Big Thought: In 2016, my friend gave me Pedro Domingos’ “The Master Algorithm.” A best selling book, described by Bill Gates as an essential guide to machine learning. It indeed is. The book explored the “five tribes” of machine learning and argues that by combining the strengths of these five tribes, we can develop a “master algorithm” that can learn and solve any problem. It focuses on a lot of the positives. I couldn’t help but think about the first time I read this book and what the world has become now. 

In the early 19th century, the world woke up to what was arguably the first programmable computer, the Difference Engine designed by Charles Babbage. Some argue that the abacus, invented by William Oughtred in 1622, was the first computer. Regardless of whether you are on team Babbage or Team Oughtred, we can agree on one thing that the journey through computing history has been really remarkable.  

The first generation of computers used vacuum tubes made into the bulky ENIACs, the second generation used transistors, the third generation introduced integrated circuits, and the fourth generation brought in microprocessors and the internet. Today, we are in the fifth generation, characterized by the use of ultra-large-scale integration (ULSI) technology, parallel processing, and artificial intelligence (AI)
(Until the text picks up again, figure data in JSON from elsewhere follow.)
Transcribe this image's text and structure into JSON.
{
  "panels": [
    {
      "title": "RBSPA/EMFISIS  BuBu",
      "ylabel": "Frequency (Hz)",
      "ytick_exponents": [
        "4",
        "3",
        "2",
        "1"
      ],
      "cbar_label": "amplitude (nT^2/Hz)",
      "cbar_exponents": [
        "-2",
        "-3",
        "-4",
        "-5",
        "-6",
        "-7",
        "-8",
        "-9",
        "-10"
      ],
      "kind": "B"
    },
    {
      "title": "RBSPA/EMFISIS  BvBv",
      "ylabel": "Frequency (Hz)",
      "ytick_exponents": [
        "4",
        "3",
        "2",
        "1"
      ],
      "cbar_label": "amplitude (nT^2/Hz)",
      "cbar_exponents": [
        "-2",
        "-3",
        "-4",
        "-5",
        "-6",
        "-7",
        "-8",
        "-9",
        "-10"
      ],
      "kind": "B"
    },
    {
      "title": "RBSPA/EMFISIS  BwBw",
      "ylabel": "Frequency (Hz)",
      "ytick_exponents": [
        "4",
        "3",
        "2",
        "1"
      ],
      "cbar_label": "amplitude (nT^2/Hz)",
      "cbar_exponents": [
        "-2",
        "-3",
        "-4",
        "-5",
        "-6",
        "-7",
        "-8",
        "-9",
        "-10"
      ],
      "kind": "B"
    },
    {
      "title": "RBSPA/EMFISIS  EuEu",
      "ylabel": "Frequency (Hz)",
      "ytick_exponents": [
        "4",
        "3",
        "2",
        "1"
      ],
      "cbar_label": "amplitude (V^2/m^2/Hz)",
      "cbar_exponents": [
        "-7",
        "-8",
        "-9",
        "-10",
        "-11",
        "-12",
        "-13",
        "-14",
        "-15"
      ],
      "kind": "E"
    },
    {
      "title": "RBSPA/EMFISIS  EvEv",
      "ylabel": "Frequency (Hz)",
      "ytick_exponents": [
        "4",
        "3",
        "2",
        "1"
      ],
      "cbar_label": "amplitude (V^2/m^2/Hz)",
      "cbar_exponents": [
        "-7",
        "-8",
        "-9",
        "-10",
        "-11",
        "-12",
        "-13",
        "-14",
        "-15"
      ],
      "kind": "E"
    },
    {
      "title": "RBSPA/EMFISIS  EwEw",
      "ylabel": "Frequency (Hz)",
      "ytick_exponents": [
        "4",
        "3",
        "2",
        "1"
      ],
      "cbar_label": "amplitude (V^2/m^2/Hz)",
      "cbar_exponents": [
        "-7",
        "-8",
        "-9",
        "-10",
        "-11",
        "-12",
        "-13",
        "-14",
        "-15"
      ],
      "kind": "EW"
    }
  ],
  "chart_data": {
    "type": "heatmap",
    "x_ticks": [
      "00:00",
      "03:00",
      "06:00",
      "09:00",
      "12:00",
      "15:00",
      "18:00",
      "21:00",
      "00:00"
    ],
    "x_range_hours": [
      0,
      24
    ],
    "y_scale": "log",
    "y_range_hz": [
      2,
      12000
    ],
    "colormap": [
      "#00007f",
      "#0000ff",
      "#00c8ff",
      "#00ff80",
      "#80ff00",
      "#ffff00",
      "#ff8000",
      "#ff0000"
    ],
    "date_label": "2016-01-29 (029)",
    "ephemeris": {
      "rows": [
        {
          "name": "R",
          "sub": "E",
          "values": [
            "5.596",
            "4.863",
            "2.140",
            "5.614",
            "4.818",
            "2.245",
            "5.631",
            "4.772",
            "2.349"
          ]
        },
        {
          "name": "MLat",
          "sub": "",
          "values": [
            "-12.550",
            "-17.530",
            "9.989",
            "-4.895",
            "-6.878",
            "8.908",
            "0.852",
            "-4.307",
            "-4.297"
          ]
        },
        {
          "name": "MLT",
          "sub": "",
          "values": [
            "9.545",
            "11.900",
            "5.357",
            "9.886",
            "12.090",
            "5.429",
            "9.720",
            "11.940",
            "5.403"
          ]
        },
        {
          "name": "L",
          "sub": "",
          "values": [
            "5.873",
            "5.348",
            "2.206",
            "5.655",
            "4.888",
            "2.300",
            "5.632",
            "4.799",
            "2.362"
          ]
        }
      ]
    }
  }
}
Two important moments stand out for me in this timeline; The Internet Revolution and The Rise of AI.  The former showed us just how much we could bring the world closer together. The internet brought so much to us, I remember a comment from an MIT video I was watching on Youtube. The user said “ Me, a poor inner city kid sitting through an MIT lecture like this. Unreal”. I thought there isn’t a better way to express what the internet brought, a more connected world, access to information, access to opportunities but it also brought disinformation, sophisticated networks of sex trafficking, social media addiction that is ruining our attention, disruption of elections and so much more. We were so excited about this new connectedness that we only started thinking about the repercussions later. 

Artificial intelligence has immensely improved our lives through helpful technologies like Google Maps, translation tools, spell-check, and many other useful applications built upon the subfield of machine learning. However, the advancement of these technologies and the push toward artificial general intelligence (AGI) calls for alarm. The dangers of this sprint  according to experts like Professor Geoffrey Hilton is that because these systems autonomously write their own code to modify themselves, we could get to a time where they can’t simply be turned off, they will be able to literally have a mind of their own. 

In a recent interview with The Economist, Open AI’s CEO Sam Altman, echoed professor Hilton’s fears. When asked about pausing developments on AI, he  said there was no magic red button to stop AI. It means that if this system ever gets out of hand, its developers will struggle to control it.

So, maybe it is good that two years after ChatGPT went mainstream, researchers are continuously expanding the conversation on the social and economic downsides of the advancements in AI currently. At the center of our experiment with these algorithms must be responsible development, ethics and fairness. Regulators have to  ensure the transparency and explainability of systems, human oversight over critical decisions, and strong safeguards against misuse.   We must continue to consider the implications of AI developments on the human race and its continuity, on social interaction, on jobs and on the environment.